Below are the media predictions and the reality of the property market in the 2000s and 1990s, extracted from No B.S. Guide to Property Investment.
predictions
But they don’t have to pay a price for their mistakes. In fact, in our history no one has ever been convicted by law because their projection figures or forecast trends are far from reality. No one has ever paid a price for a prediction error.
We can’t stop people from asking for predictions. We can’t stop experts from making false predictions. But we can at least request the predictors to eat their own cooking and have their skin in the game.

“Never ask anyone for their opinion, forecast, or recommendation. Just ask them what they have – or don’t have – in their portfolio.”

5. It’s an unfair winner-take-all game.

“Almost everything contemporary has winner-take-all-effects.”

The privileged in our world all know how to play the antifragile game:

  • Keep the good and ditch the bad; cut the downside and keep the upside.
  • Ensure that they have more to gain then to lose.
  • Steal the options from others with all the upside and no downside to themselves.
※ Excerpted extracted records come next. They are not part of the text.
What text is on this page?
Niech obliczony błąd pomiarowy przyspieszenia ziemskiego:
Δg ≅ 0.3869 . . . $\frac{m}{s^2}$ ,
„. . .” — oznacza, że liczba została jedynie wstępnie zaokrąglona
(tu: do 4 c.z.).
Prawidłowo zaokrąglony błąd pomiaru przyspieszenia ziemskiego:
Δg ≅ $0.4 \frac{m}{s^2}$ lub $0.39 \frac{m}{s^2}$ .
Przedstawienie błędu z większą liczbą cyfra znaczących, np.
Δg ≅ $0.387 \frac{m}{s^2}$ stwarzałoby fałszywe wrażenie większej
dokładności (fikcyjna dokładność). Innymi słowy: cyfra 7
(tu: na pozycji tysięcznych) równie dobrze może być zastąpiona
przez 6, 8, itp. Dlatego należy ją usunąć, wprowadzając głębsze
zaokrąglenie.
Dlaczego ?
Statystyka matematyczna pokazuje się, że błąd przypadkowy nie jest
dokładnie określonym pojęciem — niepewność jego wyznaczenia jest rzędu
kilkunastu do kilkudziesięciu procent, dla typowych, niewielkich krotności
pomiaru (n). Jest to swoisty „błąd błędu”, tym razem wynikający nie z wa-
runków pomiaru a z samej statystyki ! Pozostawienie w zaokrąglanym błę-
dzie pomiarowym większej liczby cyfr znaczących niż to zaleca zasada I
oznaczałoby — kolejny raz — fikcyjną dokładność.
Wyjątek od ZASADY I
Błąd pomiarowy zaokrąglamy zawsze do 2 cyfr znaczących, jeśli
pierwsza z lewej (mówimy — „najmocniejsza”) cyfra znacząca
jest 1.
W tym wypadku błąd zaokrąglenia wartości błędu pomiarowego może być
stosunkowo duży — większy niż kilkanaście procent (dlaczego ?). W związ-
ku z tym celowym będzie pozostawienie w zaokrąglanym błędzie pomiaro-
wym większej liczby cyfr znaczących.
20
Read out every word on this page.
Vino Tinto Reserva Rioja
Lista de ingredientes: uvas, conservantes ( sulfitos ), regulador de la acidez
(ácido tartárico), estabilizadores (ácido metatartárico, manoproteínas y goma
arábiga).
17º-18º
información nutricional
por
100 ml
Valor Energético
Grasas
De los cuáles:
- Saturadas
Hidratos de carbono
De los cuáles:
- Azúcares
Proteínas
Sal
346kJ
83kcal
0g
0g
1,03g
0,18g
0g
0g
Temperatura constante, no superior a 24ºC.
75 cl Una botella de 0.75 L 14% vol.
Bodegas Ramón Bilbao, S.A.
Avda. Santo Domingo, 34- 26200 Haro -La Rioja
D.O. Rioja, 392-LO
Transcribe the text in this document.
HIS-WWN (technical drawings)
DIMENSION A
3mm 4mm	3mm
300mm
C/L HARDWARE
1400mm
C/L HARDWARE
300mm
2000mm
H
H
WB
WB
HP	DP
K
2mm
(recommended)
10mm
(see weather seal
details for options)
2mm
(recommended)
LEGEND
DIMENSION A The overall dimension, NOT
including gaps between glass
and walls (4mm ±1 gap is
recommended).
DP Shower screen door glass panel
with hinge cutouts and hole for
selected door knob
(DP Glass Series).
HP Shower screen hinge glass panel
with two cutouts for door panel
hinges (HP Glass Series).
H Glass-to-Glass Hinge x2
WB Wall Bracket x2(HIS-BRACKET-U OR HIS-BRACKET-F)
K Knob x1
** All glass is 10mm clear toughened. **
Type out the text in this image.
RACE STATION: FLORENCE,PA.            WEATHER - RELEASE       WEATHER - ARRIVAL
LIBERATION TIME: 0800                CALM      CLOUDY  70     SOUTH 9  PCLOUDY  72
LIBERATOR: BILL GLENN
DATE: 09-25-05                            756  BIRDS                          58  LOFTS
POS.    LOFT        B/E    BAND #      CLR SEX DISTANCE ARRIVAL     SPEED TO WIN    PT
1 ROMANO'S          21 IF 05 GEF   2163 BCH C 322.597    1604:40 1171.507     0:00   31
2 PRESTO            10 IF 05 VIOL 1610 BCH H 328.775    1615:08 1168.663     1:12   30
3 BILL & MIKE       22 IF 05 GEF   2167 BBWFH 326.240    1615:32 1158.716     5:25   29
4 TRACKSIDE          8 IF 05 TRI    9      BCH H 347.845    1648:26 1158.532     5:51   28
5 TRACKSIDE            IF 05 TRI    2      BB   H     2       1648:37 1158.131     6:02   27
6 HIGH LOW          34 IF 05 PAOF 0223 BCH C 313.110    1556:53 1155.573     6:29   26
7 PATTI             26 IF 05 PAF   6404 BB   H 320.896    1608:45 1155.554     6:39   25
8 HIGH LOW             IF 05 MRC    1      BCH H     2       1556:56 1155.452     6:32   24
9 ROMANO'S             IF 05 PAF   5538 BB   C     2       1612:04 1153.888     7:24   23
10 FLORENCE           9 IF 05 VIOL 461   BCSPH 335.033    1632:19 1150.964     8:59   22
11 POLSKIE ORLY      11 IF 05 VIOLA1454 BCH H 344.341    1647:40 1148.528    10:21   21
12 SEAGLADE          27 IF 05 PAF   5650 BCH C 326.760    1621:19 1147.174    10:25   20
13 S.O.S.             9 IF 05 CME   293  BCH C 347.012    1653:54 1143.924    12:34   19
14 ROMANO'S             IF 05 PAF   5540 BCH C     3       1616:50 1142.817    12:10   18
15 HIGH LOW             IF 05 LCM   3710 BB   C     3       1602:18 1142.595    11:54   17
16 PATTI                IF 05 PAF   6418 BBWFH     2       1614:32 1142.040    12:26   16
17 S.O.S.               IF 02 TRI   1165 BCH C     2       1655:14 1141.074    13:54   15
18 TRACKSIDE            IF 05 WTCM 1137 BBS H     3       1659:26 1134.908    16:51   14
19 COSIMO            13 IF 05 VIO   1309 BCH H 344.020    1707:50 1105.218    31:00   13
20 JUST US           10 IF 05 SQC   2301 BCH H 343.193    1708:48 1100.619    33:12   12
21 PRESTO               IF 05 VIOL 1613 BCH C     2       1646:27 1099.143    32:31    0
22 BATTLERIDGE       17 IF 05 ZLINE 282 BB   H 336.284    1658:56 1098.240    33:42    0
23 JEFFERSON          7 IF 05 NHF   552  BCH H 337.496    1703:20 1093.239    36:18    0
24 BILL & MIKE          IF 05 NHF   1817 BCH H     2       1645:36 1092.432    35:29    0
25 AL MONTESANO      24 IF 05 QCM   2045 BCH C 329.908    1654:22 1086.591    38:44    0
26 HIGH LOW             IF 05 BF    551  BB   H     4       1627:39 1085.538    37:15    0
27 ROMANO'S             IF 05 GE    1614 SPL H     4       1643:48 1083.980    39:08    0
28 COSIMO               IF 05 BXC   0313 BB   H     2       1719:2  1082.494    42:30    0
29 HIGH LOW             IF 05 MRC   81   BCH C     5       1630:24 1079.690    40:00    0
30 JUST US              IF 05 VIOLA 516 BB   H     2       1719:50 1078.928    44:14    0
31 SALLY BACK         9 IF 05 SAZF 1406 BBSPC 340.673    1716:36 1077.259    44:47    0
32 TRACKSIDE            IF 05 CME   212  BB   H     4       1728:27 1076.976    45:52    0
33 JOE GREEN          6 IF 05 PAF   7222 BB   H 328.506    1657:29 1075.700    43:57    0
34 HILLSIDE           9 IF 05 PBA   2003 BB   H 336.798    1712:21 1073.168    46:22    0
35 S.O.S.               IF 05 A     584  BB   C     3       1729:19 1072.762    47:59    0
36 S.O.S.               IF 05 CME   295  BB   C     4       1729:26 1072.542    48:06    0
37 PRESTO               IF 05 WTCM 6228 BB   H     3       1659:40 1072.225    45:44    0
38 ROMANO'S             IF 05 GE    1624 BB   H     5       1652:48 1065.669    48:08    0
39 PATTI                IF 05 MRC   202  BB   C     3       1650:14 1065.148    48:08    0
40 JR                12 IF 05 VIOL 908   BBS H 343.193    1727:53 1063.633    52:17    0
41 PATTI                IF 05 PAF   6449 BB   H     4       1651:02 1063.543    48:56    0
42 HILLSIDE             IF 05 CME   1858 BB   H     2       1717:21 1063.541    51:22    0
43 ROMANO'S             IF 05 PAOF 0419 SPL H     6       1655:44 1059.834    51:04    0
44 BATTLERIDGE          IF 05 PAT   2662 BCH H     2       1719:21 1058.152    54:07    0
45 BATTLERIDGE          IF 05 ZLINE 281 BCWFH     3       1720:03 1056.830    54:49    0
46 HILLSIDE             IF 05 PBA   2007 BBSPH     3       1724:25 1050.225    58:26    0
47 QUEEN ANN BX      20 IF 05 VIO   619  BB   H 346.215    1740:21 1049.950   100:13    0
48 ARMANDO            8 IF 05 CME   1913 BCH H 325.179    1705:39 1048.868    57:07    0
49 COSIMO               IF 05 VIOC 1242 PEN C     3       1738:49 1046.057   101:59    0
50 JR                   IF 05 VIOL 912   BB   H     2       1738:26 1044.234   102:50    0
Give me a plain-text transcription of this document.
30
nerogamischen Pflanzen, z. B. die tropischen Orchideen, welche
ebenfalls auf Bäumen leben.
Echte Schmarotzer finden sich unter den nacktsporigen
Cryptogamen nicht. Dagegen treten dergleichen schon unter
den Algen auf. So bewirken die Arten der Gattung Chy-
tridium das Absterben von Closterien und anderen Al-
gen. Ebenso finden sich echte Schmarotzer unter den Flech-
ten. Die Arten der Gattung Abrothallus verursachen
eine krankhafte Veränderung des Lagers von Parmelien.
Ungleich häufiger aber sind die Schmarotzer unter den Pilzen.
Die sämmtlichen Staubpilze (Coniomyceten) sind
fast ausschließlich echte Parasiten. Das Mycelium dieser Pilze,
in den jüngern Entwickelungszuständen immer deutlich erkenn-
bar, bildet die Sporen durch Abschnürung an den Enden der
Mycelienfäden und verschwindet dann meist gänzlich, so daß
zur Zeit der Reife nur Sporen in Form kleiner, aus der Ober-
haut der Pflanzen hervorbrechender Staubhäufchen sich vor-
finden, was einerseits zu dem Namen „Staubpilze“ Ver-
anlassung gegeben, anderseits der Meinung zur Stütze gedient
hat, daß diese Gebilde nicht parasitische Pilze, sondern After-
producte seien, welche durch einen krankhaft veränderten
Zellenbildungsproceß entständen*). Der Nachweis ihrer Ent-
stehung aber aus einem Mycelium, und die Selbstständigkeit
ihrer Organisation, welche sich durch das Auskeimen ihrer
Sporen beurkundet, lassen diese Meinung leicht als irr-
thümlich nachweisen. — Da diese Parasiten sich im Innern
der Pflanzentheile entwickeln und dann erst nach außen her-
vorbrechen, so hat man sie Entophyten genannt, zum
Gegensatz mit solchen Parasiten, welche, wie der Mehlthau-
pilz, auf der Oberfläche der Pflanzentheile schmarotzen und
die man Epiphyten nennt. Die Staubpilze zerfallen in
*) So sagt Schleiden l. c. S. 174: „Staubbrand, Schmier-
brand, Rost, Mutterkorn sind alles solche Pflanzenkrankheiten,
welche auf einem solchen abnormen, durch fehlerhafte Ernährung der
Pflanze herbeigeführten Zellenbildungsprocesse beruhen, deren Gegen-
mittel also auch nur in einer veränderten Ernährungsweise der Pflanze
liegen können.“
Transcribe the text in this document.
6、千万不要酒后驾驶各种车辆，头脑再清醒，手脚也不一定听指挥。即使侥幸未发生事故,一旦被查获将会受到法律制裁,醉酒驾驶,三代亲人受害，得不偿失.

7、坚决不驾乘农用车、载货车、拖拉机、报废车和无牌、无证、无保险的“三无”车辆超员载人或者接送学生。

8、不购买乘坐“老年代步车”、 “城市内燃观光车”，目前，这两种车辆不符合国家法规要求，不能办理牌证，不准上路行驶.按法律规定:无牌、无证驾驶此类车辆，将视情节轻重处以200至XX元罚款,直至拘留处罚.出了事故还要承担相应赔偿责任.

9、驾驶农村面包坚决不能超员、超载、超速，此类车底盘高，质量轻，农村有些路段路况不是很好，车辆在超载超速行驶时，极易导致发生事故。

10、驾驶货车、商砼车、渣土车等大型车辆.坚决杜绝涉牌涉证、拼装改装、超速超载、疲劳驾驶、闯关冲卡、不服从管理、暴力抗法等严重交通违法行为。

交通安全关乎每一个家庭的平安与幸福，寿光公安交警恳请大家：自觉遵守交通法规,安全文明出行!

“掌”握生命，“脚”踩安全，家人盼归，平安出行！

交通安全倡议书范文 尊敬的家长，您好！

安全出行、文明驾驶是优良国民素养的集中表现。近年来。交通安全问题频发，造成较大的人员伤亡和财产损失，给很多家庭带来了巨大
Senior executives in banks and fund managers may have made terrible mistakes and lost more than they ever made. But they are still paid billions in compensations and commissions. The bankers and fund managers take all the upside, leaving the downside to customers and taxpayers.
New condominium projects are sold at record-high prices during new launches. Government sold the land, developers made their profits, and agents earned their commissions. When the market slows down, home buyers are left alone to face the music of falling prices, market oversupply, interest rate risk, etc. while they have no option but to continue paying the same record-high selling price in phases to the developers.
6. Beware of the agencies.
The marketers of overseas properties or investment opportunities can speak highly of the projects that they are marketing to potential buyers, though they themselves are not related, or not even familiar, with the owners and their businesses. They take the upside and make their commission. But when problems surface, they can’t do anything. Buyers are left to deal with all the downside.
Taleb calls this the ‘agency problem’:

“The manager of a business is not the true owner, so he follows a strategy that cosmetically seems to be sound, but in a hidden way benefits him and makes him antifragile at the expense (fragility) of the true owners or society. When he is right, he collects large benefits; when he is wrong, others pay the price.”